Many of these chawls in Mumbai built during the British Raj are over seventy to eighty years old and many of them are dilapidated. Many reports mentions how currently many of these dilapidated buildings are collapsing or getting redeveloped by builders.
Inspite of it, why do people don't want to leave the chawl?
The building form of the chawls contributes substantially to the close-knit social life that the residents lead. The combination of all common areas like courtyards, corridors, staircases and so on provide ample scope for social interaction in these cohesive chawl communities. This social network is the support system of the residents and needs to be maintained. This dense social network is one of the main reasons why the residents have not moved out of the chawls. This building form provides an example of successful affordable community housing in urban areas of Mumbai for the middle class. The chawls also offer the residents with affordable housing to the middle class residents and this is another important reason for the residents to not move out.
So is selling chawl to buy a flat still the right decision ?
Even tough the chawls contributes to the lifestyles and cultures of the residents, there are other things critical for a person's growth. It might be a difficult transition, but it is also called 'the good life'. The new apartment assures all the things that lacked in a chawl, attached bathroom, separate kitchen, privacy and respect.
It's the case with almost all the families who are giving up their old dwellings in chawls and slums to builders who assure them fantastic lifestyle leaps. While the change from their routine to something that they have only seen on TV seems daunting, there is a strong urge among these people to improve their lives. They yield to the builders and watch their old homes being demolished because they don't want their children to suffer.Families move from a chawl to a 2 BHK, just so that their children go to good schools and are respected.

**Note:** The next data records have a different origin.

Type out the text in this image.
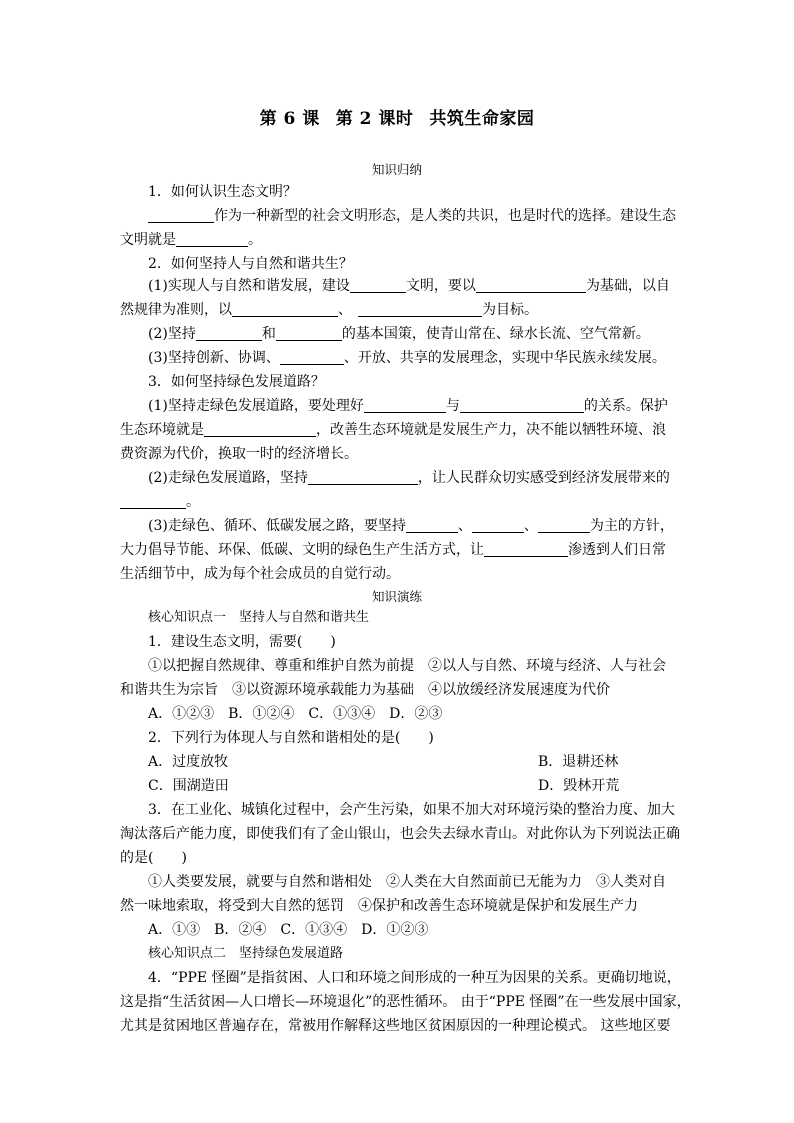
第 6 课 第 2 课时 共筑生命家园
知识归纳
1．如何认识生态文明？
作为一种新型的社会文明形态，是人类的共识，也是时代的选择。建设生态
文明就是	。
2．如何坚持人与自然和谐共生？
(1)实现人与自然和谐发展，建设	文明，要以	为基础，以自
然规律为准则，以	、	为目标。
(2)坚持	和	的基本国策，使青山常在、绿水长流、空气常新。
(3)坚持创新、协调、	、开放、共享的发展理念，实现中华民族永续发展。
3．如何坚持绿色发展道路？
(1)坚持走绿色发展道路，要处理好	与	的关系。保护
生态环境就是	，改善生态环境就是发展生产力，决不能以牺牲环境、浪
费资源为代价，换取一时的经济增长。
(2)走绿色发展道路，坚持	，让人民群众切实感受到经济发展带来的
。
(3)走绿色、循环、低碳发展之路，要坚持	、	、	为主的方针，
大力倡导节能、环保、低碳、文明的绿色生产生活方式，让	渗透到人们日常
生活细节中，成为每个社会成员的自觉行动。
知识演练
核心知识点一　坚持人与自然和谐共生
1．建设生态文明，需要(　　)
①以把握自然规律、尊重和维护自然为前提　②以人与自然、环境与经济、人与社会
和谐共生为宗旨　③以资源环境承载能力为基础　④以放缓经济发展速度为代价
A．①②③　B．①②④　C．①③④　D．②③
2．下列行为体现人与自然和谐相处的是(　　)
A．过度放牧	B．退耕还林
C．围湖造田	D．毁林开荒
3．在工业化、城镇化过程中，会产生污染，如果不加大对环境污染的整治力度、加大
淘汰落后产能力度，即使我们有了金山银山，也会失去绿水青山。对此你认为下列说法正确
的是(　　)
①人类要发展，就要与自然和谐相处　②人类在大自然面前已无能为力　③人类对自
然一味地索取，将受到大自然的惩罚　④保护和改善生态环境就是保护和发展生产力
A．①③　B．②④　C．①③④　D．①②③
核心知识点二　坚持绿色发展道路
4．“PPE 怪圈”是指贫困、人口和环境之间形成的一种互为因果的关系。更确切地说，
这是指“生活贫困—人口增长—环境退化”的恶性循环。 由于“PPE 怪圈”在一些发展中国家，
尤其是贫困地区普遍存在，常被用作解释这些地区贫困原因的一种理论模式。 这些地区要
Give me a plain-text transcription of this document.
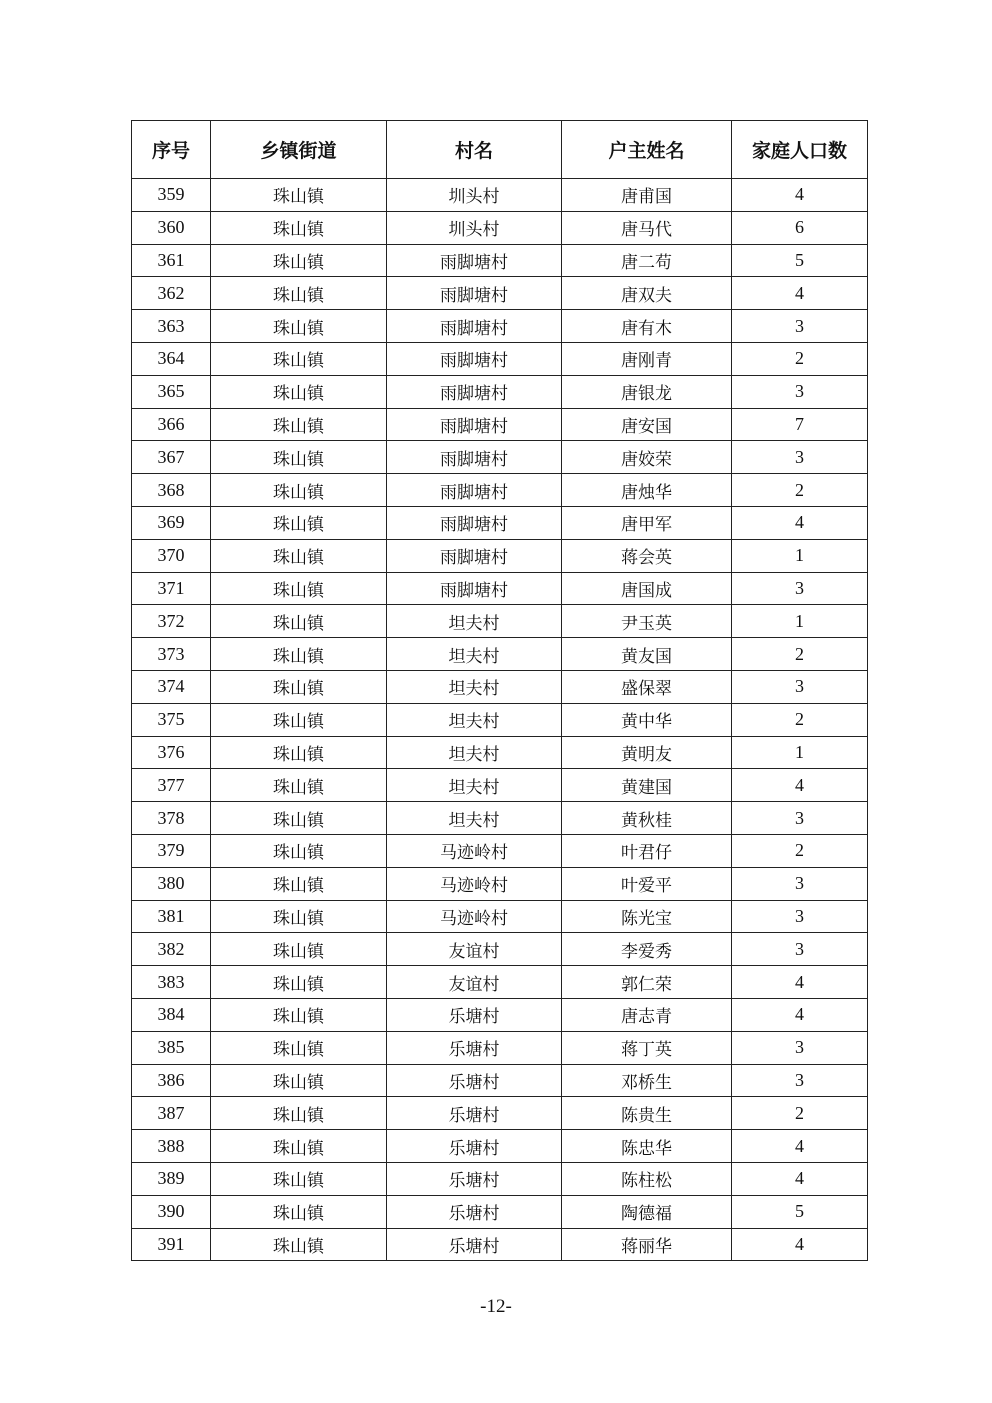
序号	乡镇街道	村名	户主姓名	家庭人口数
359	珠山镇	圳头村	唐甫国	4
360	珠山镇	圳头村	唐马代	6
361	珠山镇	雨脚塘村	唐二苟	5
362	珠山镇	雨脚塘村	唐双夫	4
363	珠山镇	雨脚塘村	唐有木	3
364	珠山镇	雨脚塘村	唐刚青	2
365	珠山镇	雨脚塘村	唐银龙	3
366	珠山镇	雨脚塘村	唐安国	7
367	珠山镇	雨脚塘村	唐姣荣	3
368	珠山镇	雨脚塘村	唐烛华	2
369	珠山镇	雨脚塘村	唐甲军	4
370	珠山镇	雨脚塘村	蒋会英	1
371	珠山镇	雨脚塘村	唐国成	3
372	珠山镇	坦夫村	尹玉英	1
373	珠山镇	坦夫村	黄友国	2
374	珠山镇	坦夫村	盛保翠	3
375	珠山镇	坦夫村	黄中华	2
376	珠山镇	坦夫村	黄明友	1
377	珠山镇	坦夫村	黄建国	4
378	珠山镇	坦夫村	黄秋桂	3
379	珠山镇	马迹岭村	叶君仔	2
380	珠山镇	马迹岭村	叶爱平	3
381	珠山镇	马迹岭村	陈光宝	3
382	珠山镇	友谊村	李爱秀	3
383	珠山镇	友谊村	郭仁荣	4
384	珠山镇	乐塘村	唐志青	4
385	珠山镇	乐塘村	蒋丁英	3
386	珠山镇	乐塘村	邓桥生	3
387	珠山镇	乐塘村	陈贵生	2
388	珠山镇	乐塘村	陈忠华	4
389	珠山镇	乐塘村	陈柱松	4
390	珠山镇	乐塘村	陶德福	5
391	珠山镇	乐塘村	蒋丽华	4
-12-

Though people loved the natural rustic warmth of their chawls and slums, they know that Mumbai and the times have changed. They know that the warmth of the chawls is the warmth of failure. And they also feel, in the present day boom, their children have the opportunity to escape from the poverty that each of their forefathers suffered. If moving into a flat can make an LIC agent paint his scooter, it can also make children believe they have a brighter future.